Public complaints against BP are twofold: Most give poor ratings to its reaction to the massive spill, and most blame the company and its drilling partners for taking unnecessary risks that could have caused the spill.
But the government itself is also in the line of fire. More Americans have given negative ratings to federal reaction to the BP spill
then poll respondents gave to the government's initial handling of the aftermath of Hurricane Katrina.
Overall, 69 percent of those polled now say the government has done a "not so good" or "poor" job handling the spill.
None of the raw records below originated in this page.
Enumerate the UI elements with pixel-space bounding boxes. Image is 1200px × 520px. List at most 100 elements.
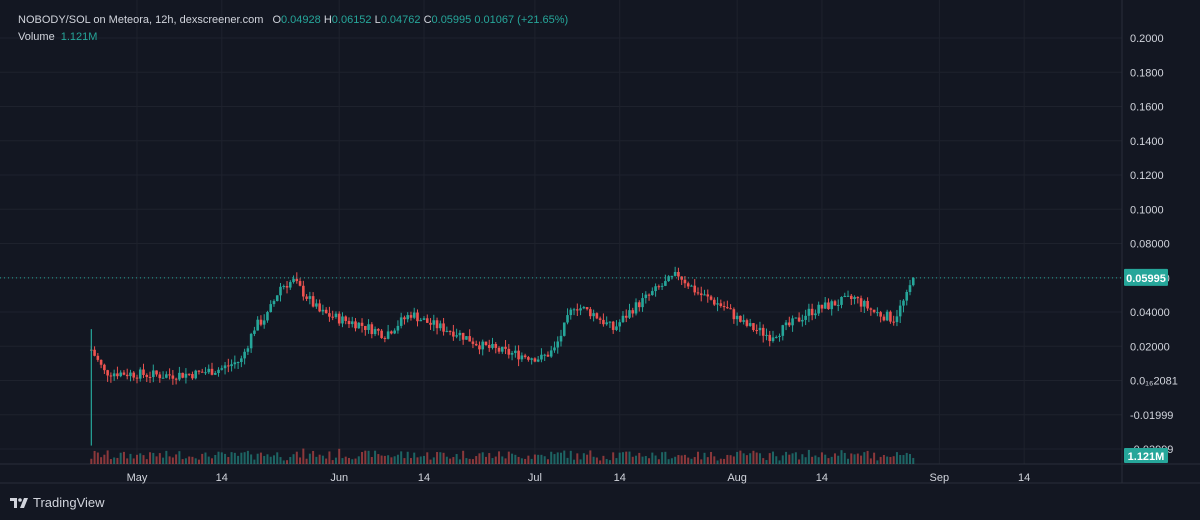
volume-bar xyxy=(729,455,732,464)
candle-body xyxy=(696,292,700,294)
volume-bar xyxy=(843,452,846,464)
volume-bar xyxy=(390,457,393,464)
candle-body xyxy=(576,309,579,311)
volume-bar xyxy=(455,454,458,464)
volume-bar xyxy=(785,451,788,464)
candle-body xyxy=(507,348,511,355)
candle-body xyxy=(853,296,856,300)
volume-bar xyxy=(475,456,478,464)
volume-bar xyxy=(765,460,768,464)
volume-bar xyxy=(387,455,390,464)
candle-body xyxy=(249,333,253,349)
volume-bar xyxy=(605,459,608,464)
candle-body xyxy=(465,336,468,340)
volume-bar xyxy=(703,452,706,464)
volume-bar xyxy=(181,459,184,464)
candle-body xyxy=(200,371,204,373)
volume-bar xyxy=(351,459,354,464)
volume-bar xyxy=(344,456,347,464)
volume-bar xyxy=(403,458,406,464)
candle-body xyxy=(758,327,762,331)
open-label: O xyxy=(272,14,281,26)
volume-bar xyxy=(168,456,171,464)
candle-body xyxy=(99,359,103,365)
candle-body xyxy=(458,332,462,336)
candle-body xyxy=(272,301,276,305)
volume-bar xyxy=(149,452,152,464)
candle-body xyxy=(416,312,419,322)
candle-body xyxy=(778,335,781,337)
time-tick-label: 14 xyxy=(216,472,228,484)
volume-bar xyxy=(667,459,670,464)
candle-body xyxy=(357,322,361,329)
volume-bar xyxy=(237,455,240,464)
volume-bar xyxy=(876,460,879,464)
volume-bar xyxy=(191,456,194,464)
volume-bar xyxy=(214,454,217,464)
candle-body xyxy=(145,374,149,377)
time-tick-label: Jun xyxy=(330,472,348,484)
candle-body xyxy=(373,329,377,335)
volume-bar xyxy=(276,452,279,464)
candle-body xyxy=(116,373,119,377)
candle-body xyxy=(856,296,860,299)
volume-bar xyxy=(334,457,337,464)
volume-bar xyxy=(804,457,807,464)
volume-bar xyxy=(374,450,377,464)
volume-bar xyxy=(341,458,344,464)
candle-body xyxy=(266,312,269,321)
candle-body xyxy=(801,319,804,322)
candle-body xyxy=(256,319,259,331)
volume-bar xyxy=(723,458,726,464)
high-label: H xyxy=(323,14,332,26)
volume-bar xyxy=(850,453,853,464)
candle-body xyxy=(311,296,315,307)
candle-body xyxy=(827,302,830,310)
volume-bar xyxy=(621,452,624,464)
volume-label[interactable]: Volume xyxy=(18,31,55,43)
volume-bar xyxy=(595,457,598,464)
candle-body xyxy=(765,334,768,336)
volume-bar xyxy=(625,451,628,464)
volume-bar xyxy=(305,458,308,464)
volume-bar xyxy=(504,458,507,464)
symbol-title[interactable]: NOBODY/SOL on Meteora, 12h, dexscreener.… xyxy=(18,14,263,26)
candle-body xyxy=(911,277,915,286)
close-value: 0.05995 xyxy=(431,14,472,26)
volume-bar xyxy=(113,457,116,464)
candle-body xyxy=(703,294,706,296)
volume-bar xyxy=(908,454,911,464)
candle-body xyxy=(527,357,530,360)
candle-body xyxy=(347,320,351,325)
candle-body xyxy=(386,331,390,339)
candle-body xyxy=(210,368,214,375)
volume-bar xyxy=(328,451,331,464)
close-label: C xyxy=(423,14,432,26)
volume-legend: Volume 1.121M xyxy=(18,31,97,43)
volume-bar xyxy=(481,452,484,464)
volume-bar xyxy=(674,456,677,464)
candle-body xyxy=(722,306,726,308)
candle-body xyxy=(634,302,638,314)
volume-bar xyxy=(524,458,527,464)
volume-bar xyxy=(442,452,445,464)
candle-body xyxy=(491,344,494,348)
price-chart[interactable]: 0.2000 0.1800 0.1600 0.1400 0.1200 0.1000 0.08… xyxy=(0,0,1200,520)
volume-bar xyxy=(889,456,892,464)
candle-body xyxy=(112,373,116,377)
volume-bar xyxy=(599,460,602,464)
candle-body xyxy=(435,320,439,329)
volume-bar xyxy=(259,452,262,464)
candle-body xyxy=(523,355,527,358)
tradingview-brand[interactable]: TradingView xyxy=(10,495,105,510)
candle-body xyxy=(602,319,605,325)
volume-bar xyxy=(905,452,908,464)
volume-bar xyxy=(162,457,165,464)
volume-bar xyxy=(396,454,399,464)
volume-bar xyxy=(289,456,292,464)
volume-bar xyxy=(683,454,686,464)
candle-body xyxy=(791,318,794,326)
candle-body xyxy=(455,335,458,337)
candle-body xyxy=(572,309,576,311)
volume-bar xyxy=(462,450,465,464)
More polled, 81 percent, give low marks to BP for its response. (Some 59 percent give negative ratings to both thefederal government
and BP.)
Criticism of the government and BP crosses party lines and spans the country. The Democratic discontent with the government's response today — 56 percent give it low marks — contrasts with majority GOP support for federal efforts a few weeks after Katrina stuck in 2005.
Another sentiment shared across the partisan divide is the rising feeling that the situation in the Gulf represents a major environmental disaster. About three-quarters of those polled now say so, up significantly from a Pew poll last month.
In the new Post-ABC poll, those who see the spill as a disaster overwhelmingly advocate criminal charges against BP and its partners, and altogether 64 percent of Americans say the government should pursue such legal action. Most Democrats (74 percent) and independents (67 percent) support criminal investigation; Republicans divide 50 percent in favor, 44 percent opposed.
The poll was conducted June 3 to 6 among a random national sample of 1,004 adults. The results from the full poll have a margin of sampling error of plus or minus three percentage points.